Румыния, как неоднократно подчеркивали официальные лица, никогда не была частью Балкан, этого особого региона символической географии Европы, где православие и мусульманство вели изнурительные войны, где возник повод для начала Первой мировой войны, где сегодня этнические войны и государственная нестабильность. Румынское руководство считает свою страну мостом между православным Востоком и католическим, протестантским Западом. “Европа — более интегрированная и структурированная общность, нежели мы думаем. Может быть, ее не следует сводить к политическим, экономическим и военным институтам, ведь у нее точно есть общие ценности и общая культура в основных своих

проявлениях. Формула “Балканы + Румыния” не соответствует действительности.

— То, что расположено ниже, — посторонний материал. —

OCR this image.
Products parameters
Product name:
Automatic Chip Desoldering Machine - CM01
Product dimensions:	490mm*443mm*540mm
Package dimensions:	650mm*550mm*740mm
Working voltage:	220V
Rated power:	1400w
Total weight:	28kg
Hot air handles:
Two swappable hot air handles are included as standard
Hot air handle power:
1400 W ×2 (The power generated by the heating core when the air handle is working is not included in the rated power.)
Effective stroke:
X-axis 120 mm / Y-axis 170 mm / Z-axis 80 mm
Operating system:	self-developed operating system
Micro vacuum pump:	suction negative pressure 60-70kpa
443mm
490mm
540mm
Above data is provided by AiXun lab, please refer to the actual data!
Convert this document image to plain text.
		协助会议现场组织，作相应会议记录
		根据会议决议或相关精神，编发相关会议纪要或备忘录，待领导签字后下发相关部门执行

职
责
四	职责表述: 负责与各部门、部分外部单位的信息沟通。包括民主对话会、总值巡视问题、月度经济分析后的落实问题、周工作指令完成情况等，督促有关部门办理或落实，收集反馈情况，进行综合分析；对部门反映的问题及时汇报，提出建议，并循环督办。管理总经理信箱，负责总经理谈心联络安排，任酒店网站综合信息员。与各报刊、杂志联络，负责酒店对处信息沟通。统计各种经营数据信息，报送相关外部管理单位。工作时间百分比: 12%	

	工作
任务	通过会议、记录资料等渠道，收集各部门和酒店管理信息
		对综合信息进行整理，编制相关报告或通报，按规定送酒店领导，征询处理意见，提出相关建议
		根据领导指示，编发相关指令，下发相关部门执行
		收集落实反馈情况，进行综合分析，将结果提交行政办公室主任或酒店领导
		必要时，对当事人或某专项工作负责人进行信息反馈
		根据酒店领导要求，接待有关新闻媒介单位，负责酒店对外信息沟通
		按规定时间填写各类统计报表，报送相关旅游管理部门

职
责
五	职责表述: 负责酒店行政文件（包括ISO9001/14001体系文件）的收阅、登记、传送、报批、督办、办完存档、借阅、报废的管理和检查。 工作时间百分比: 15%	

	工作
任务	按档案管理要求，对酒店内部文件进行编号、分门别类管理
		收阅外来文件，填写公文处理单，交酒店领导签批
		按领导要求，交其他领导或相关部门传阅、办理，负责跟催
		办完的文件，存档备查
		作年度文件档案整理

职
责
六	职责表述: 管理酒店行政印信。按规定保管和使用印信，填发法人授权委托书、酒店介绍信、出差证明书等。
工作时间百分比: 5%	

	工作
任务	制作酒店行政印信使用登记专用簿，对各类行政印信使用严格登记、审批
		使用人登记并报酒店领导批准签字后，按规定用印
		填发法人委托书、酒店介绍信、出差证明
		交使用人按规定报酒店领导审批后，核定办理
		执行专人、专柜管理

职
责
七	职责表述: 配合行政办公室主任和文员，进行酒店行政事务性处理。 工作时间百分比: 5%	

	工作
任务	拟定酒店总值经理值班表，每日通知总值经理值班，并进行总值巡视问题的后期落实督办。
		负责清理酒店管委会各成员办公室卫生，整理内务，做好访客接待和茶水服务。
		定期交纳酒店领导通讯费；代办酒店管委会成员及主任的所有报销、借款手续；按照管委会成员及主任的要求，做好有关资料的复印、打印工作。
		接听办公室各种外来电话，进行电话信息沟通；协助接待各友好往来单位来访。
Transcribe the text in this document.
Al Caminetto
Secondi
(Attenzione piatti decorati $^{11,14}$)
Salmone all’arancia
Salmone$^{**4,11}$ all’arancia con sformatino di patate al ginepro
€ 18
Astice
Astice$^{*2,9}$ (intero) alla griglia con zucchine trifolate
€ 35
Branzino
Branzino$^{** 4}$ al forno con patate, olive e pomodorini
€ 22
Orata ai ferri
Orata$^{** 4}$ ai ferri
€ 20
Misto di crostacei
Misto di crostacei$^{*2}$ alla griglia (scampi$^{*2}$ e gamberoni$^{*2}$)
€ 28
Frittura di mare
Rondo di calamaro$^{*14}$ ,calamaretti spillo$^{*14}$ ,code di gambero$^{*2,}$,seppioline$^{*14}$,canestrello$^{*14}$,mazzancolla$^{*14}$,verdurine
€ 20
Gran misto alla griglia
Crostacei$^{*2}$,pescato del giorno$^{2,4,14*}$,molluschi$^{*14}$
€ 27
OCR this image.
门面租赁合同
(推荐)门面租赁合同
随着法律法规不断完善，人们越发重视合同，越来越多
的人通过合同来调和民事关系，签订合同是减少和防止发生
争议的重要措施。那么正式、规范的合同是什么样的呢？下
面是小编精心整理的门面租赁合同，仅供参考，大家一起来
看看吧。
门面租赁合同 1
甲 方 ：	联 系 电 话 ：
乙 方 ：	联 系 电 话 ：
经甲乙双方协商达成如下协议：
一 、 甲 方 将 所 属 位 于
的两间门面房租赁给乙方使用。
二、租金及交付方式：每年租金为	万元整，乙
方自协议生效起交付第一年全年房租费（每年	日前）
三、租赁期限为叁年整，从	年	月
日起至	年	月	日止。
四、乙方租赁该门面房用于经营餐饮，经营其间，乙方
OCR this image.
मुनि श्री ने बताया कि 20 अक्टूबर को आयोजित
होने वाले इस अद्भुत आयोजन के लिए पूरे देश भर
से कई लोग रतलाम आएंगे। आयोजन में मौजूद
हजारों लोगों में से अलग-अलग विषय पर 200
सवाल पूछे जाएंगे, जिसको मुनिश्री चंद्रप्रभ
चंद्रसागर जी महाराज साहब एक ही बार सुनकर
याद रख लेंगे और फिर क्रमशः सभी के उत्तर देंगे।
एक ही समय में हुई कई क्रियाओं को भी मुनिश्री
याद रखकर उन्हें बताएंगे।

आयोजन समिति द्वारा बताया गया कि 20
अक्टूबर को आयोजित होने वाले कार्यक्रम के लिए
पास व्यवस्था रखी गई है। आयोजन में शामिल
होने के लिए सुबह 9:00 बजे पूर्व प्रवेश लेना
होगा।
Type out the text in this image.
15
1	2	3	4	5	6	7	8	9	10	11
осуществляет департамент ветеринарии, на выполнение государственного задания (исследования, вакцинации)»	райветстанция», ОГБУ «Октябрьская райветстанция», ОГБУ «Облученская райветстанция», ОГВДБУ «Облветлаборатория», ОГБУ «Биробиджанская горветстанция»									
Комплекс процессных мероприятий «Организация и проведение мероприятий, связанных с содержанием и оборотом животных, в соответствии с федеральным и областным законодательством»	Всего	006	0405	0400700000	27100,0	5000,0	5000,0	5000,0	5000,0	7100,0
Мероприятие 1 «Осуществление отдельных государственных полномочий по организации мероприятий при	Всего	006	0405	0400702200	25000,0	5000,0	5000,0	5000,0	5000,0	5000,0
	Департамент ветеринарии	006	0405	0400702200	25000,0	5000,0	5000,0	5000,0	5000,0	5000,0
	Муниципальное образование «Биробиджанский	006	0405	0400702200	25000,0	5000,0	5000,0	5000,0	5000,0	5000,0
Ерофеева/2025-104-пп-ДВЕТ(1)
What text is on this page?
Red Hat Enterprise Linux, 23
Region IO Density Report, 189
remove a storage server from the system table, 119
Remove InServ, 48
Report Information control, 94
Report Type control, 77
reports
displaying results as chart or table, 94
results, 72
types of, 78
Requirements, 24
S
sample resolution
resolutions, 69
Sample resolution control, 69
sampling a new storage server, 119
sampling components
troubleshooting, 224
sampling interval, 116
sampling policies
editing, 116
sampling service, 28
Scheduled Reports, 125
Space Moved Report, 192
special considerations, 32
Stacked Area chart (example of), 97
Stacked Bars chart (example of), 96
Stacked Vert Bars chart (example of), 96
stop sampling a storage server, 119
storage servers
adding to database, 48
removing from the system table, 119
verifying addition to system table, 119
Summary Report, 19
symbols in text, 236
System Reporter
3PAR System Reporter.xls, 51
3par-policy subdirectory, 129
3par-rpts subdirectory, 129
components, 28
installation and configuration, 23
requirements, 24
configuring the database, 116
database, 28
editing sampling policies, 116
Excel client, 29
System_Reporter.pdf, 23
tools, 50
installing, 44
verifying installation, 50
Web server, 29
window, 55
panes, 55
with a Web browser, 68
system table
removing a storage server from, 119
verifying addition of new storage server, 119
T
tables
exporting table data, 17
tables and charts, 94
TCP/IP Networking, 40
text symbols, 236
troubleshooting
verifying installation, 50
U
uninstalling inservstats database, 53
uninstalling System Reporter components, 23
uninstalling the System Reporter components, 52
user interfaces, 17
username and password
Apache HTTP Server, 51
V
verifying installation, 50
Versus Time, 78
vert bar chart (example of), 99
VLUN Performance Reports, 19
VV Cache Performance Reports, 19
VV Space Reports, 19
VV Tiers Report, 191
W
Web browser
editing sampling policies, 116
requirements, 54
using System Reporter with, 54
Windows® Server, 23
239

Румыния принадлежит к центральноевропейскому региону, но имеет интересы и чувствует ответственность за события на Балканах. Мы не можем не обращать внимания на то, что происходит рядом”, — разъяснял президент Румынии Ион Илиеску (10).

Румыния поддерживает тесные контакты со странами Балканского полуострова. Она является участницей Пакта стабильности в Юго-Восточной Европе, заключенного после окончания натовских бомбардировок Югославии под патронажем Североатлантического альянса. Румыния развивает также сотрудничество в рамках региональной программы “Процесс кооперирования в Юго-Восточной Европе”, не отделяя свои проблемы от балканских. Эта программа призвана определить формы взаимоотношений в условиях образования новых государств после распада Югославии.

“Юго-Восточная Европа — регион с относительно бедными природными ресурсами и более низким общим уровнем развития, чем Центральная и Западная Европа. Кроме традиционных, исторически унаследованных источников нестабильности, Юго-Восточная Европа сталкивается в настоящее время с новыми угрозами: это международная преступность, торговля живым товаром и наркотиками, усиливающаяся бедность и социальное неравенство, отмывание денег и нелегальный бизнес, деградация окружающей среды”, — так говорил И. Илиеску, выступая перед главами государств и правительств стран — участниц программы “Процесс кооперирования в Юго-Восточной Европе” (9). В 1998 г. был подписан трехсторонний договор о сотрудничестве между Румынией, Болгарией и Турцией, в рамках которого ведутся постоянные консультации и координируется торговая деятельность, сотрудничество в борьбе с терроризмом, организованной преступностью, мероприятия по защите окружающей среды.

Уделяя должное внимание региональным контактам, Румыния все же больше заинтересована в усилении сотрудничества с Западом. Именно поэтому румынское руководство безоговорочно поддержало натовские бомбардировки Югославии несмотря на сильное противодействие общественного мнения внутри страны. Ценой этого, как считали многие, унижения, явилось включение Румынии в переговорный процесс для вступления в Европейский союз, несмотря на крайне неблагоприятные экономические показатели. Вскоре после окончания натовских действий на Балканах были получены и кредиты. В 2002 г. ожидается значительное увеличение объема вложений Европейского банка реконструкции и развития в румынскую экономику (с 1,6 до 2 млрд. евро). Об этом сообщила пресс-секретарь румынского президента К.Крецу после визита Илиеску в Лондон 22 апреля 2001 г. Цитируя президента ЕБРР Ж.Лемьера, пресс-секретарь выделила его слова о “стратегической роли Румынии в ЮгоВосточной Европе” (3). Правда, европейское общественное мнение без энтузиазма

воспринимает перспективу вступления Румынии в ЕС. Согласно опросу, который проводился Европейской комиссией весной 2001 г., Румыния расценивается как наименее желательная из всех десяти стран Центральной и Восточной Европы кандидатов на присоединение к ЕС (19).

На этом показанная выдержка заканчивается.